Jumat, 16 November 2012

Bab 3

Begitu banyak pergantian musim telah dilewati Satria, namun tanpa kehadiran Cinta; daun-daun harapannya helai demi helai jatuh berguguran, kuncup kebahagiaan tak lagi mau merekah, sebab cahaya kehidupannya telah lama tertutup mendung.
Cinta adalah buah perwujudan perasaan kasih yang tak mungkin dapat disembunyikan dari pohon induknya. Bagaikan musim semi, bunga-bunga cinta itu semakin merekah memenuhi taman-taman hati.


Siapakah yang yang dapat menyembunyikan rasa cinta dari hati seolah tak ada apa-apa yang terjadi pada dirinya selain ungkapan rindu ingin berjumpa?.

Seorang penyair akan menyatakan cintanya pada dunia. Dalam ketulusan jiwa ia rela terluka ataupun berkalang tanah untuk memuji dan membela kekasih hati dari orang-orang yang mencelanya. Kerumunan orang yang tak sengaja mendengarkan senandung rintihan hati sang penyair, akan ikut menangis bersama , seakan ikut menyelami palung kepedihan sang penyair yang cintanya terpasung dalam samudera keputusasaan.
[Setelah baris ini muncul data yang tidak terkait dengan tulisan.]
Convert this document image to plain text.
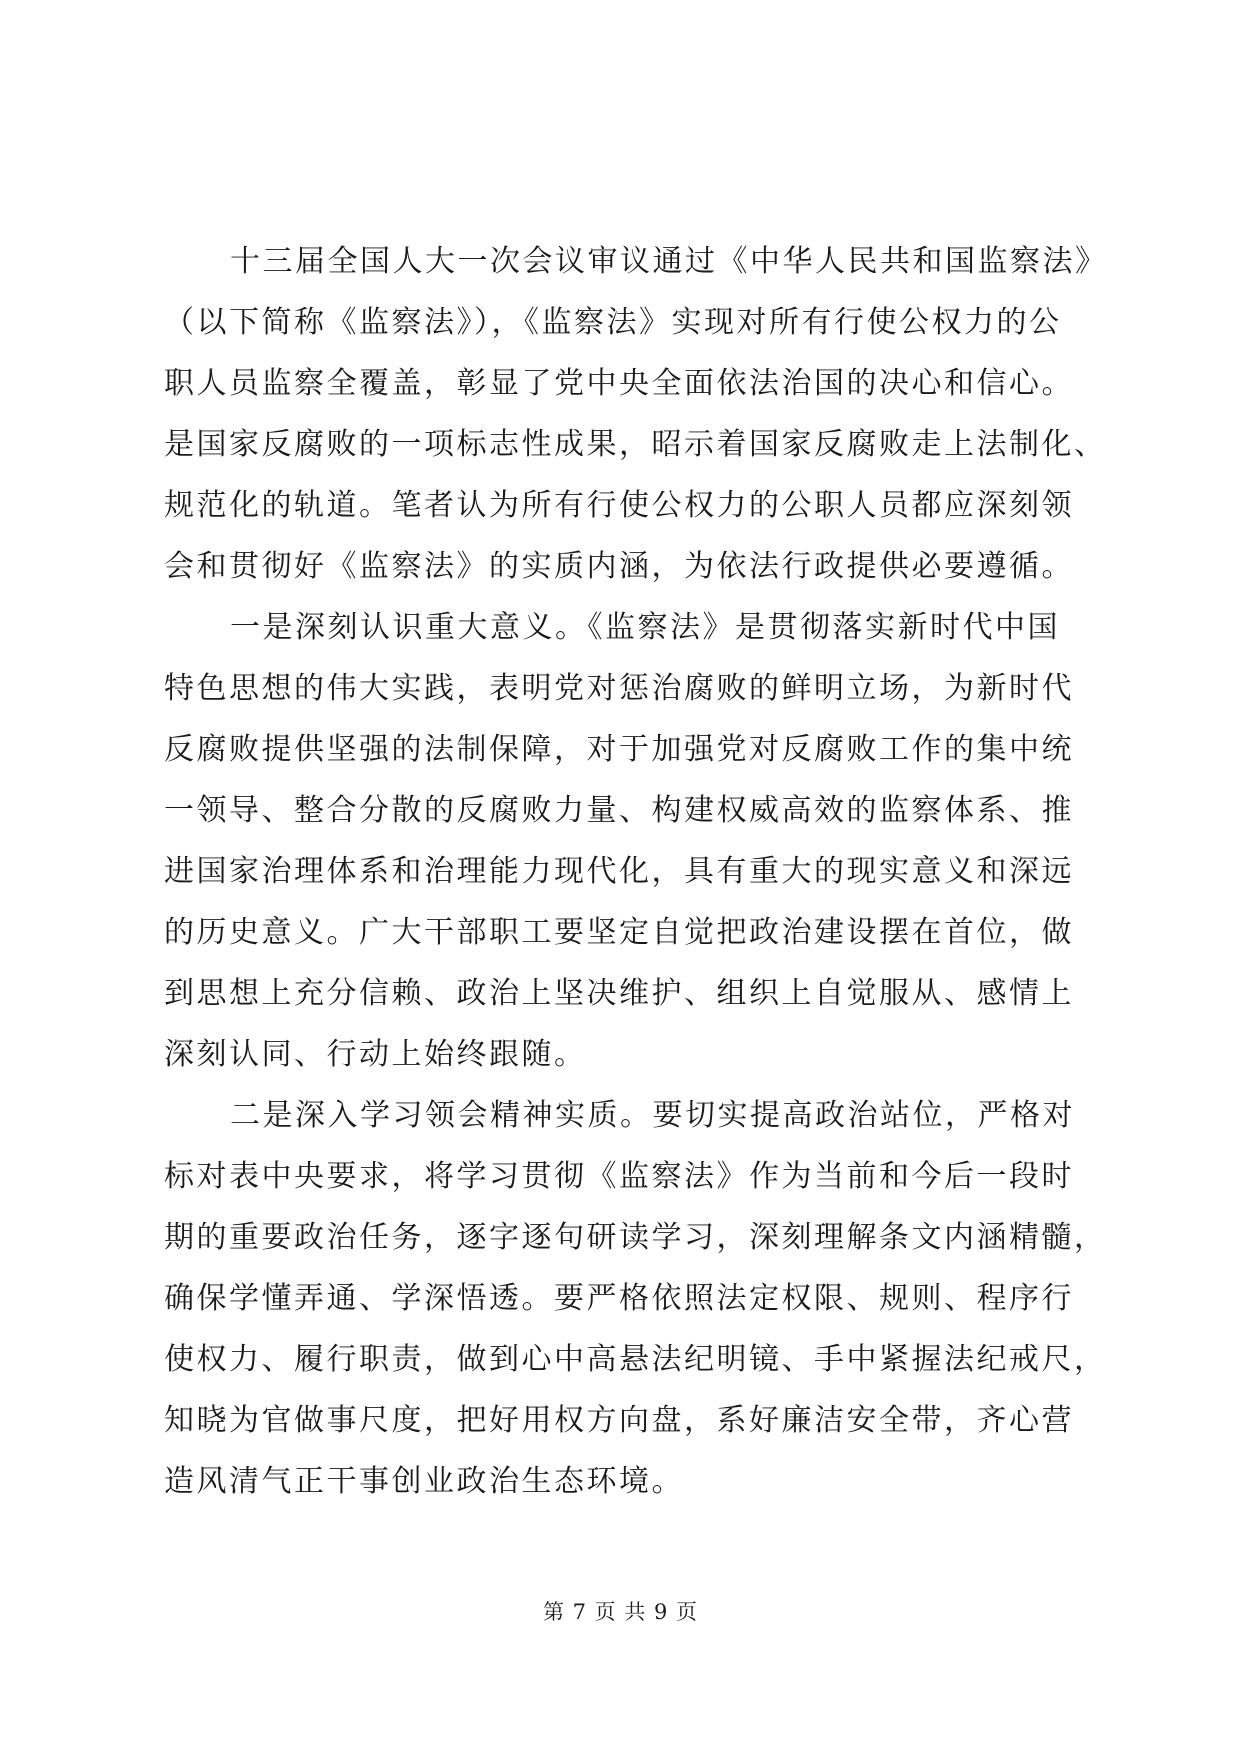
十三届全国人大一次会议审议通过《中华人民共和国监察法》
（以下简称《监察法》），《监察法》实现对所有行使公权力的公
职人员监察全覆盖，彰显了党中央全面依法治国的决心和信心。
是国家反腐败的一项标志性成果，昭示着国家反腐败走上法制化、
规范化的轨道。笔者认为所有行使公权力的公职人员都应深刻领
会和贯彻好《监察法》的实质内涵，为依法行政提供必要遵循。
一是深刻认识重大意义。《监察法》是贯彻落实新时代中国
特色思想的伟大实践，表明党对惩治腐败的鲜明立场，为新时代
反腐败提供坚强的法制保障，对于加强党对反腐败工作的集中统
一领导、整合分散的反腐败力量、构建权威高效的监察体系、推
进国家治理体系和治理能力现代化，具有重大的现实意义和深远
的历史意义。广大干部职工要坚定自觉把政治建设摆在首位，做
到思想上充分信赖、政治上坚决维护、组织上自觉服从、感情上
深刻认同、行动上始终跟随。
二是深入学习领会精神实质。要切实提高政治站位，严格对
标对表中央要求，将学习贯彻《监察法》作为当前和今后一段时
期的重要政治任务，逐字逐句研读学习，深刻理解条文内涵精髓，
确保学懂弄通、学深悟透。要严格依照法定权限、规则、程序行
使权力、履行职责，做到心中高悬法纪明镜、手中紧握法纪戒尺，
知晓为官做事尺度，把好用权方向盘，系好廉洁安全带，齐心营
造风清气正干事创业政治生态环境。
第 7 页 共 9 页
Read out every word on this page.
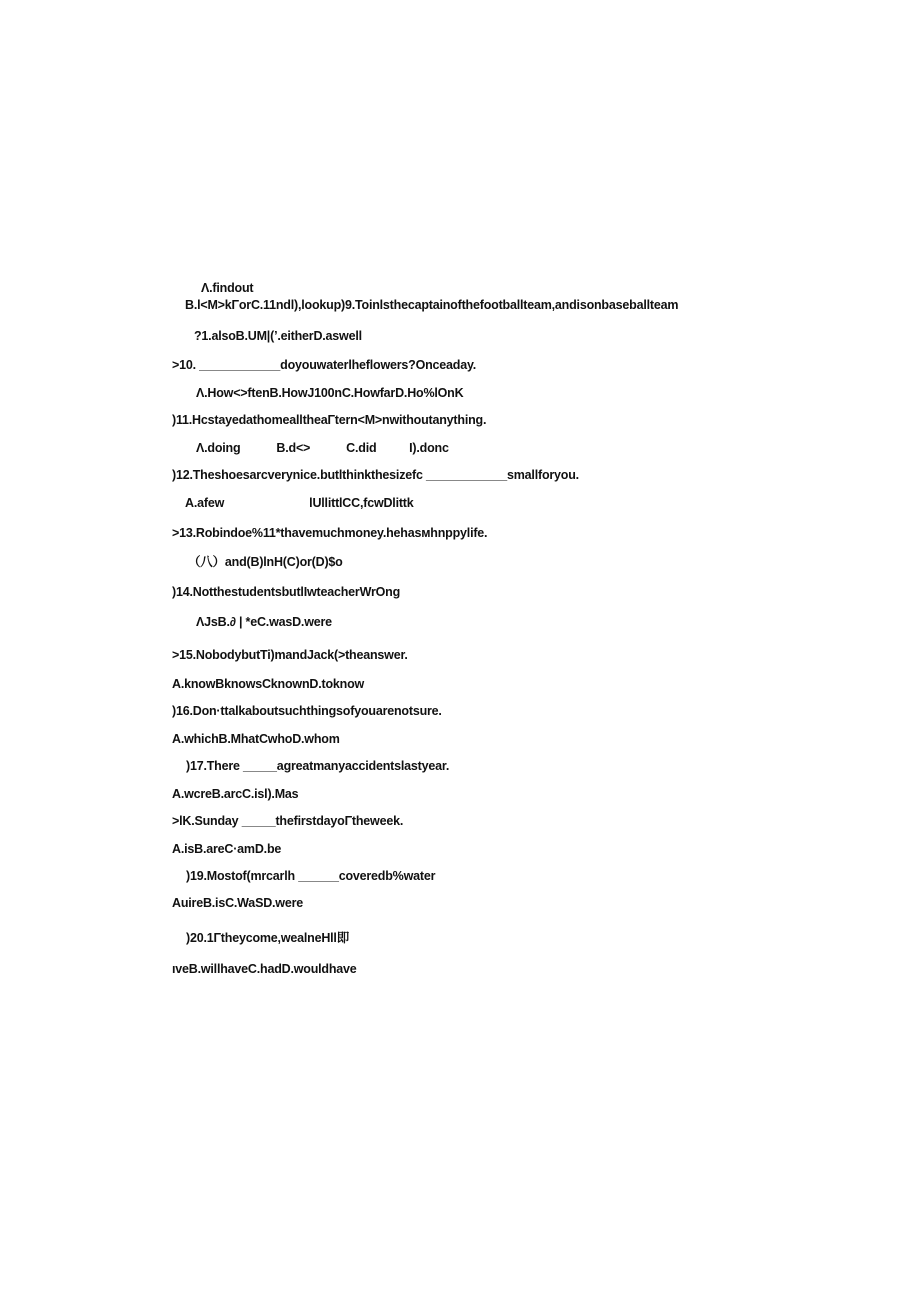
Λ.findout
B.l<M>kΓorC.11ndl),lookup)9.Toinlsthecaptainofthefootballteam,andisonbaseballteam
?1.alsoB.UM|(’.eitherD.aswell
>10. ____________doyouwaterlheflowers?Onceaday.
Λ.How<>ftenB.HowJ100nC.HowfarD.Ho%lOnK
)11.HcstayedathomealltheaΓtern<M>nwithoutanything.
Λ.doing           B.d<>           C.did          I).donc
)12.Theshoesarcverynice.butlthinkthesizefc ____________smallforyou.
A.afew                          lUllittlCC,fcwDlittk
>13.Robindoe%11*thavemuchmoney.hehasмhnppylife.
（八）and(B)lnH(C)or(D)$o
)14.NotthestudentsbutlIwteacherWrOng
ΛJsB.∂ | *eC.wasD.were
>15.NobodybutTi)mandJack(>theanswer.
A.knowBknowsCknownD.toknow
)16.Don·ttalkaboutsuchthingsofyouarenotsure.
A.whichB.MhatCwhoD.whom
)17.There _____agreatmanyaccidentslastyear.
A.wcreB.arcC.isl).Mas
>lK.Sunday _____thefirstdayoΓtheweek.
A.isB.areC·amD.be
)19.Mostof(mrcarlh ______coveredb%water
AuireB.isC.WaSD.were
)20.1Γtheycome,wealneHll即
ıveB.willhaveC.hadD.wouldhave
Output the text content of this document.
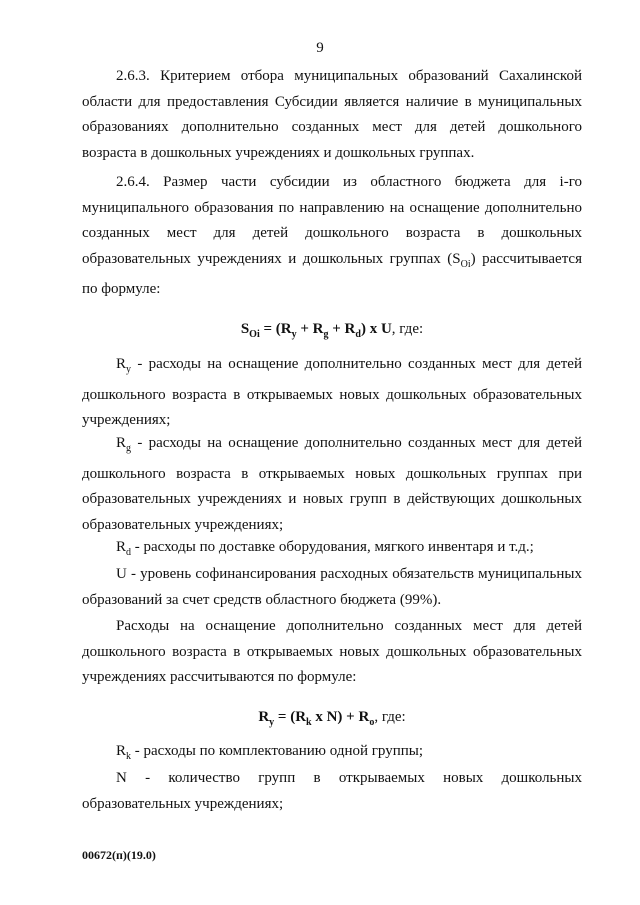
9

2.6.3. Критерием отбора муниципальных образований Сахалинской области для предоставления Субсидии является наличие в муниципальных образованиях дополнительно созданных мест для детей дошкольного возраста в дошкольных учреждениях и дошкольных группах.

2.6.4. Размер части субсидии из областного бюджета для i-го муниципального образования по направлению на оснащение дополнительно созданных мест для детей дошкольного возраста в дошкольных образовательных учреждениях и дошкольных группах $(S_{Oi})$ рассчитывается по формуле:

$S_{Oi} = (R_y + R_g + R_d)$ x U, где:

$R_y$ - расходы на оснащение дополнительно созданных мест для детей дошкольного возраста в открываемых новых дошкольных образовательных учреждениях;

$R_g$ - расходы на оснащение дополнительно созданных мест для детей дошкольного возраста в открываемых новых дошкольных группах при образовательных учреждениях и новых групп в действующих дошкольных образовательных учреждениях;

$R_d$ - расходы по доставке оборудования, мягкого инвентаря и т.д.;

U - уровень софинансирования расходных обязательств муниципальных образований за счет средств областного бюджета (99%).

Расходы на оснащение дополнительно созданных мест для детей дошкольного возраста в открываемых новых дошкольных образовательных учреждениях рассчитываются по формуле:

$R_y = (R_k$ x $N) + R_o$, где:

$R_k$ - расходы по комплектованию одной группы;

N - количество групп в открываемых новых дошкольных образовательных учреждениях;

00672(п)(19.0)
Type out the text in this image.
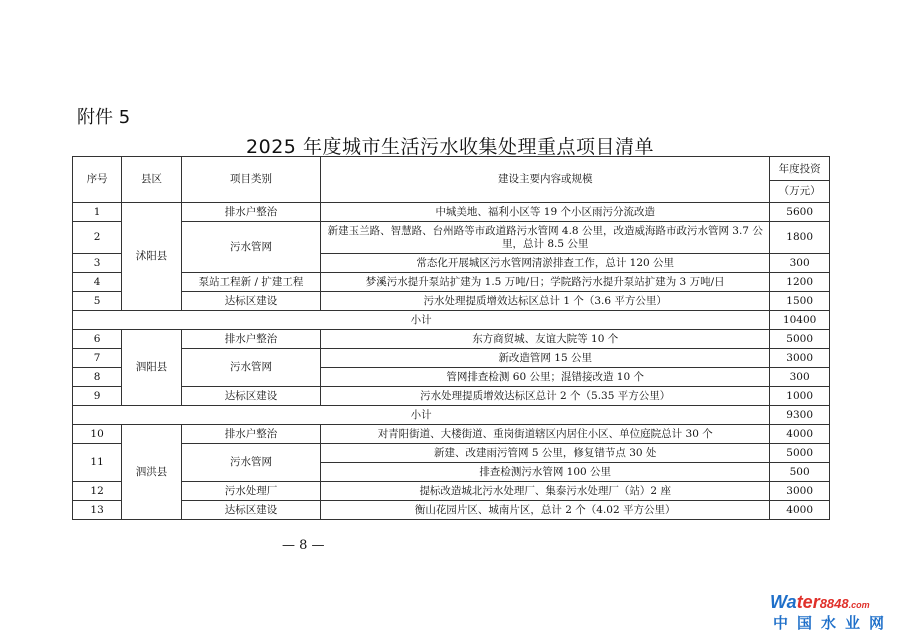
附件 5
2025 年度城市生活污水收集处理重点项目清单
序号	县区	项目类别	建设主要内容或规模	年度投资
（万元）

1	沭阳县	排水户整治	中城美地、福利小区等 19 个小区雨污分流改造	5600
2		污水管网	新建玉兰路、智慧路、台州路等市政道路污水管网 4.8 公里，改造威海路市政污水管网 3.7 公里，总计 8.5 公里	1800
3			常态化开展城区污水管网清淤排查工作，总计 120 公里	300
4		泵站工程新 / 扩建工程	梦溪污水提升泵站扩建为 1.5 万吨/日；学院路污水提升泵站扩建为 3 万吨/日	1200
5		达标区建设	污水处理提质增效达标区总计 1 个（3.6 平方公里）	1500
小计				10400
6	泗阳县	排水户整治	东方商贸城、友谊大院等 10 个	5000
7		污水管网	新改造管网 15 公里	3000
8			管网排查检测 60 公里；混错接改造 10 个	300
9		达标区建设	污水处理提质增效达标区总计 2 个（5.35 平方公里）	1000
小计				9300
10	泗洪县	排水户整治	对青阳街道、大楼街道、重岗街道辖区内居住小区、单位庭院总计 30 个	4000
11		污水管网	新建、改建雨污管网 5 公里，修复错节点 30 处	5000
			排查检测污水管网 100 公里	500
12		污水处理厂	提标改造城北污水处理厂、集泰污水处理厂（站）2 座	3000
13		达标区建设	衡山花园片区、城南片区，总计 2 个（4.02 平方公里）	4000
— 8 —
Water8848.com
中国水业网
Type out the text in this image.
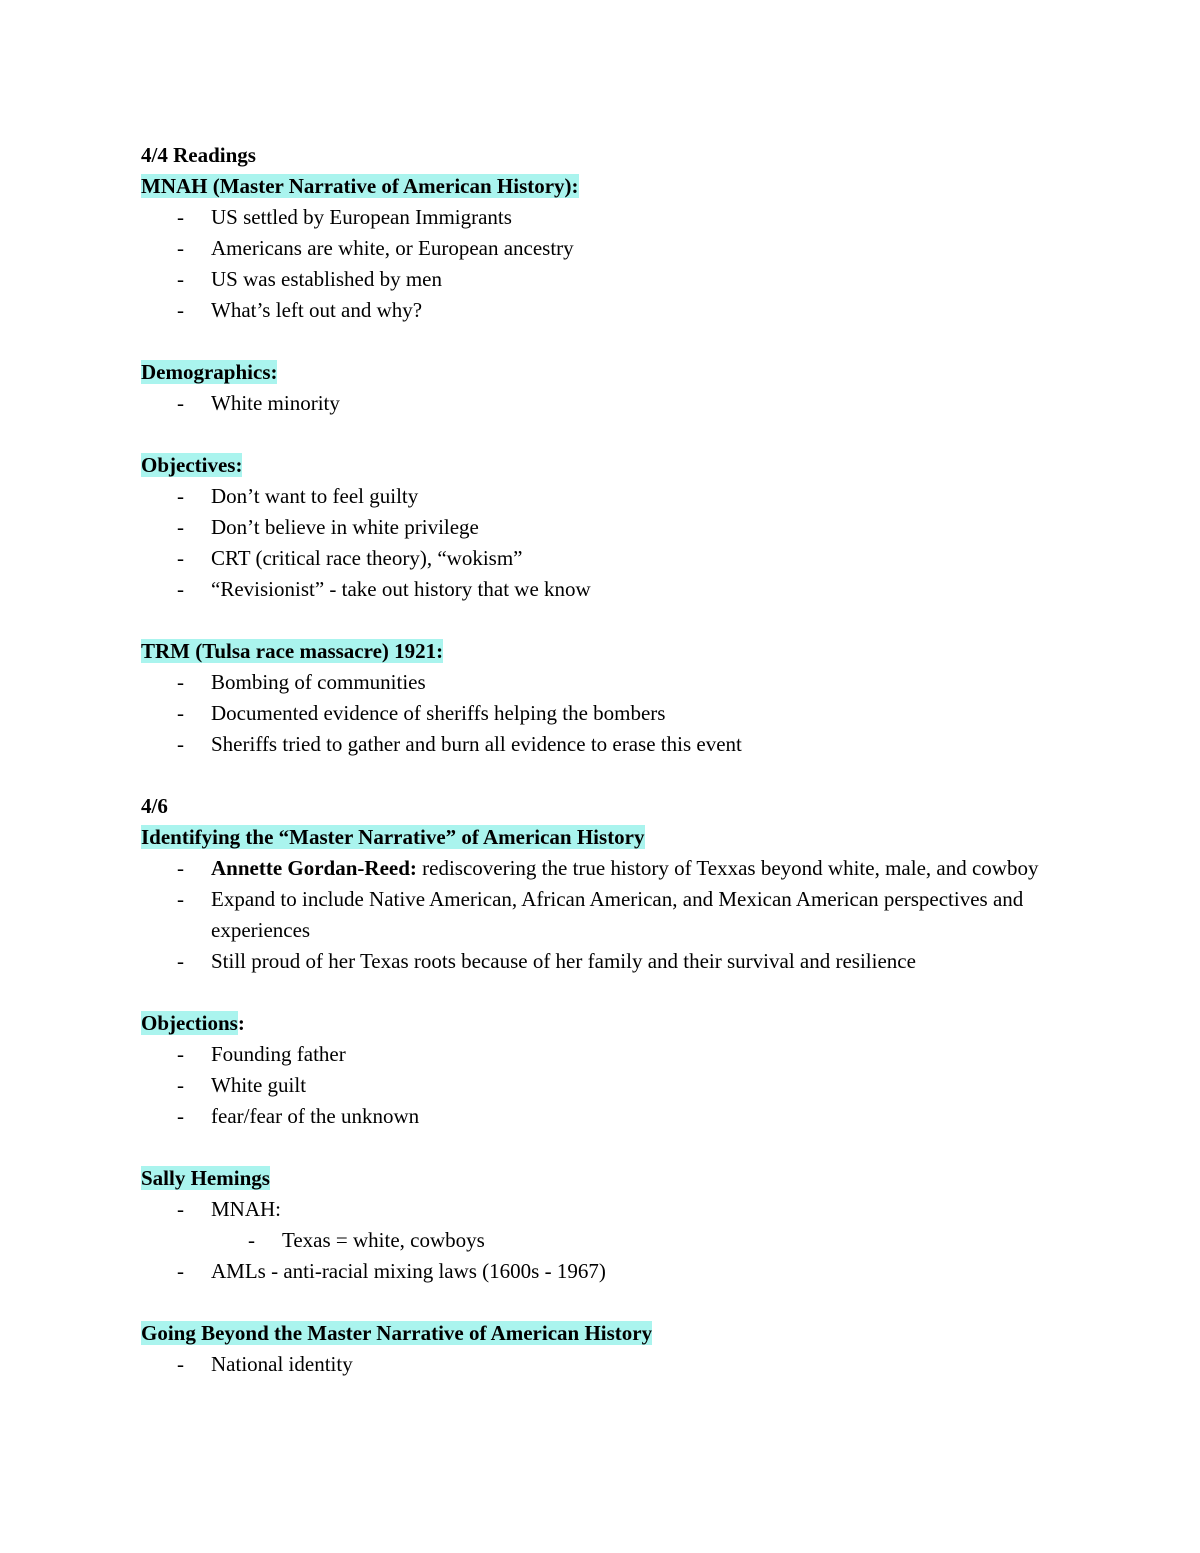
4/4 Readings
MNAH (Master Narrative of American History):
- US settled by European Immigrants
- Americans are white, or European ancestry
- US was established by men
- What’s left out and why?
Demographics:
- White minority
Objectives:
- Don’t want to feel guilty
- Don’t believe in white privilege
- CRT (critical race theory), “wokism”
- “Revisionist” - take out history that we know
TRM (Tulsa race massacre) 1921:
- Bombing of communities
- Documented evidence of sheriffs helping the bombers
- Sheriffs tried to gather and burn all evidence to erase this event
4/6
Identifying the “Master Narrative” of American History
- Annette Gordan-Reed: rediscovering the true history of Texxas beyond white, male, and cowboy
- Expand to include Native American, African American, and Mexican American perspectives and experiences
- Still proud of her Texas roots because of her family and their survival and resilience
Objections:
- Founding father
- White guilt
- fear/fear of the unknown
Sally Hemings
- MNAH:
- Texas = white, cowboys
- AMLs - anti-racial mixing laws (1600s - 1967)
Going Beyond the Master Narrative of American History
- National identity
Hubungan penyair dengan perempuan yang dikasihi terkadang membawa bara api perselisihan dan pertengkaran dengan keluarga kekasihnya. Mendapat luka akibat tertusuk panah beracun bisa dicari obat penawarnya,  namun bila luka itu  menanggung racun malu dan aib hendak kemana obat dicari; sejak saat itu laksana tubuh yang terpenjara kedua pecinta tak lagi leluasa untuk saling bersua,  banyak mata telah mengawasinya dan kini si gadis telah terkurung rapat dalam sangkar emasnya .

Disaat kekuatan cinta telah memenjarakan hati,  dan jarak telah memisahkan keduanya , ditempat kesunyian jiwa seperti itulah,  akal dan perasaan  yang berwujud bahasa hati;  akan berbicara dengan hati lainnya.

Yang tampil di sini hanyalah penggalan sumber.